La façon dont on buvait, offrait des particularités, un rituel, absolument endémique.
Avant sa description, notons ce qui pourrait constituer des facteurs de protections:
Dans l’histoire, comme le note L’abbé de Germanes dans son ouvrage de1771: « les Corses ont été d’une tempérance et d’une sobriété remarquables, qui n’est peut-être connue d’aucun autre peuple. »
Les sevrages des bébés étaient tardifs entre 12 et 18 mois, ce qui était considérable. Ces éléments concernaient les facteurs oraux
Certaines théories évoquaient l’homosexualité, en y fondant la cause même du recours au toxique; dans son étude « Les Corses, entre l’exil et l’insularité », le professeur Sébastien Giudicelli parlait « d’une homosexualité latente marquée », ce qui fit bondir un étudiant en médecine Corse en colère, le professeur lui répondit pour l’apaiser qu’il s’agissait d’une homosexualité sublimée.
« Qui tanti sublimée! » même si c’est vrai on ne dit pas des choses pareilles.
D’autres auteurs au contraire font jouer à cette homosexualité un rôle protecteur.
Ancien consommateur, j’étais bien placé pour pouvoir décrire, « a pastizzata ».
Les fins de semaine, plus souvent pendant les vacances, des hommes uniquement, debout au comptoir des débits de boisson, se réunissaient; des amis, ils étaient trois, quatre, souvent bien plus nombreux ; pour mon compte on s’accoudaient à six ou sept.
On regarde sa montre, il est l’heure de l’apéritif, on s’autorise alors à commencer.
Le serveur, souvent le patron, souvent un ami, de toute façon bien connu des consommateurs, place un glaçon dans le verre, et durant les premières tournées , verse la dose d’anis, trois ou quatre marques, sont les plus demandées.

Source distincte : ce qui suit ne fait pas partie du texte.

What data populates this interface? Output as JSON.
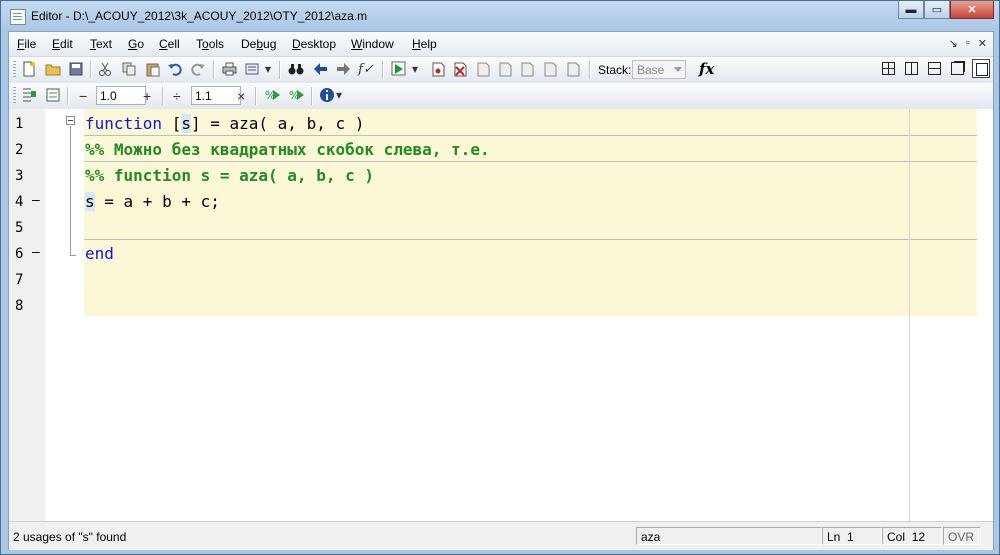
{
  "window": {
    "title": "Editor - D:\\_ACOUY_2012\\3k_ACOUY_2012\\OTY_2012\\aza.m",
    "minimize": "▬",
    "maximize": "▭",
    "close": "✕"
  },
  "menu": {
    "items": [
      {
        "prefix": "",
        "u": "F",
        "rest": "ile"
      },
      {
        "prefix": "",
        "u": "E",
        "rest": "dit"
      },
      {
        "prefix": "",
        "u": "T",
        "rest": "ext"
      },
      {
        "prefix": "",
        "u": "G",
        "rest": "o"
      },
      {
        "prefix": "",
        "u": "C",
        "rest": "ell"
      },
      {
        "prefix": "T",
        "u": "o",
        "rest": "ols"
      },
      {
        "prefix": "De",
        "u": "b",
        "rest": "ug"
      },
      {
        "prefix": "",
        "u": "D",
        "rest": "esktop"
      },
      {
        "prefix": "",
        "u": "W",
        "rest": "indow"
      },
      {
        "prefix": "",
        "u": "H",
        "rest": "elp"
      }
    ],
    "right_icons": [
      "↘",
      "▫",
      "✕"
    ]
  },
  "toolbar": {
    "stack_label": "Stack:",
    "stack_value": "Base",
    "fx_label": "fx"
  },
  "cell_toolbar": {
    "minus": "−",
    "value1": "1.0",
    "plus": "+",
    "divide": "÷",
    "value2": "1.1",
    "times": "×"
  },
  "editor": {
    "line_numbers": [
      "1",
      "2",
      "3",
      "4",
      "5",
      "6",
      "7",
      "8"
    ],
    "lines": {
      "l1_kw": "function",
      "l1_a": " [",
      "l1_s": "s",
      "l1_b": "] = aza( a, b, c )",
      "l2": "%% Можно без квадратных скобок слева, т.е.",
      "l3": "%% function s = aza( a, b, c )",
      "l4_s": "s",
      "l4_rest": " = a + b + c;",
      "l6": "end"
    },
    "dash": "—"
  },
  "status": {
    "message": "2 usages of \"s\" found",
    "function_name": "aza",
    "ln_label": "Ln",
    "ln_value": "1",
    "col_label": "Col",
    "col_value": "12",
    "ovr": "OVR"
  }
}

On ajoute la quantité d’eau désirée, le pastis louche au contact de l’eau, on peut alors
doser à sa convenance, en repérant la teinte du mélange. Le fait exceptionnel, qu’un buveur se contente du glaçon sans ajouter d’eau, était pointé comme inconvenant.
Chacun paye sa tournée, les plus aisés font resservir plusieurs fois.

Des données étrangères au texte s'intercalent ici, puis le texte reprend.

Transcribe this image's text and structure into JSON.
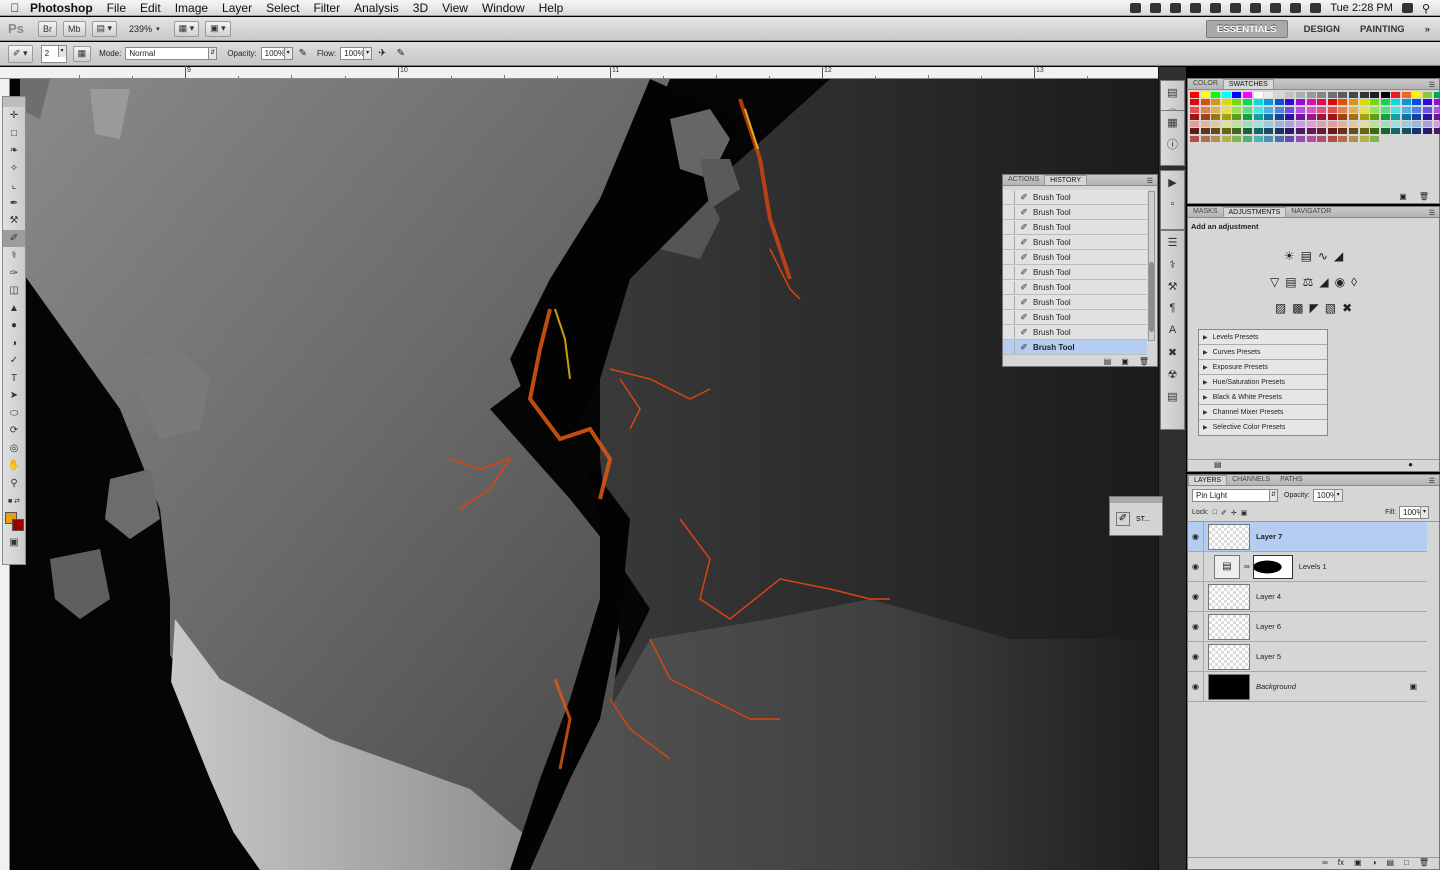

Tout en buvant , les thèmes de discussions abordés se répètent : la politique, le football, la chasse, la pêche, les femmes; mais surtout on pratique «a macagna » terme proche de la galéjade provençale: histoire inventée ou exagérée, plaisanterie destinée à mystifier.
Les premières tournées servies, on demande au serveur de diminuer la dose, celui-ci verse avec rapidité et un tour de main acquis par l’habitude, seulement une ou deux gouttes d’alcool, néanmoins on paye plein tarif.
Après quelques tournées, le verre est refroidi par les glaçons, l’anéthol composant du pastis, cristallise en paillette, donnant un aspect gras à la boisson; à la demande du client, le serveur change le verre , et vide le contenu de quelques tournées dans l’évier; on verra quelque fois des malins introduire leur index dans le verre, cela a pour effet de réchauffer le contenu, et le rendre homogène, donc buvable ;
De même, au fur et à mesure des tournées, l’alcool surnage en surface, étant plus léger que l’eau, le buveur décrète alors que la boisson est trop forte, là aussi on change le verre.
De nombreuses tournées sont servies, au minimum une par participant (éventualité rare).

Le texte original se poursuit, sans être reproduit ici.